已經在發酸了,你們好歹也讓我喝口茶歇歇再出去吧!」小七嚷著。
「都出大事了,還喝什麼茶、歇什麼歇!」安國說道。
「什麼大事?」小七問。
「我們現下也不甚瞭解,要去了才知道。」丁金說。
跟著丁金又問小七:「還沒找著小頭兒?」
「沒!也不知道跑到哪兒躲去了,我城裡都快翻遍,後山也找了不下數回,都沒發現他的蹤影。」小七嘆了口氣,便任由丁金和安國拖著他走了。
三人到了驛站,驛站大門是開著的。
小七聞到一股濃濃的血腥味,皺了一下眉頭,再走進去一看,奶奶個熊,庭院裡居然倒著兩個驛卒,而且滿地是血。
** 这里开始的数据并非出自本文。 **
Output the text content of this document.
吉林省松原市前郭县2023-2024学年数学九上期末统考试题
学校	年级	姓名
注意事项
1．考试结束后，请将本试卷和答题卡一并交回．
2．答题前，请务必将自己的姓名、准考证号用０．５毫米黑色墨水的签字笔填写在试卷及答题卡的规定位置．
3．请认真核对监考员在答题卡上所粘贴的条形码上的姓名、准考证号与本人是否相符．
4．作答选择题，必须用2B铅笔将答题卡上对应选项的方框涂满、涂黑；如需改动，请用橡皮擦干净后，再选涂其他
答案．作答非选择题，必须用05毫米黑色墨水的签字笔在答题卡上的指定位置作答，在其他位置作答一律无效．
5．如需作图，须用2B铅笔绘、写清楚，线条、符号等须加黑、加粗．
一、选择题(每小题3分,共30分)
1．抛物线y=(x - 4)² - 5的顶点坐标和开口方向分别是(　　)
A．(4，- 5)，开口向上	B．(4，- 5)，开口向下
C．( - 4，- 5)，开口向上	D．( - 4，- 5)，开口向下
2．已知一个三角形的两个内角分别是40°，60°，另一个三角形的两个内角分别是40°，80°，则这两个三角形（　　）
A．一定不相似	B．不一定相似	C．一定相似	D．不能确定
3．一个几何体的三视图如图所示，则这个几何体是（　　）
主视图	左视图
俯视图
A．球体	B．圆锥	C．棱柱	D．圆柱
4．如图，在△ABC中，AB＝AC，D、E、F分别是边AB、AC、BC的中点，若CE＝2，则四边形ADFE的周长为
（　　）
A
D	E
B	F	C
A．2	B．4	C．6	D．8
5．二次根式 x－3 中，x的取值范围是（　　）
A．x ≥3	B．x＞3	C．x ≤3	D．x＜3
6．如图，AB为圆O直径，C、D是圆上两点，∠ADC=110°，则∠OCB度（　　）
「兇殺案?」小七寒毛豎了起來。「我記得巡按御史不是昨日才到歸義縣,他住的地方就是這裡……你們剛剛說的大事,不會就是……」小七不敢想下去。
要死了,又是大人物!
「先分頭察看,看看有沒有幸存之人。」丁金說。
「知道。」小七和安國立即分開,一個往東一個往西,分別察看。
小七入了東廂,眼前景物實在怵目驚心。
一名身穿二品官服的中年男子倒臥在血泊中,利刃由喉間而過,腦袋幾乎要掉下來,只剩一層皮黏著。而他身旁則是同樣死於非命的兩名華服女子,雙目圓睜,表情驚恐不已。
這三人看來便是巡按御史江漓與他的兩個妻妾了。
再到另一間房,看到的則更讓小七不勝唏噓。
昨日下午還在大街上同蘭罄爭吵,被打得像豬頭似臉上傷痕仍未消退的江悅書整個人被拋到屋頂橫樑之上,面目驚恐,鮮血從口中不停滴落,在地面上聚成了一灘血窪。小七盯著那人的眼瞧了一下,確定這也是個死人了!見這情況應該是受了內傷,臟腑破裂才會吐這麼多血。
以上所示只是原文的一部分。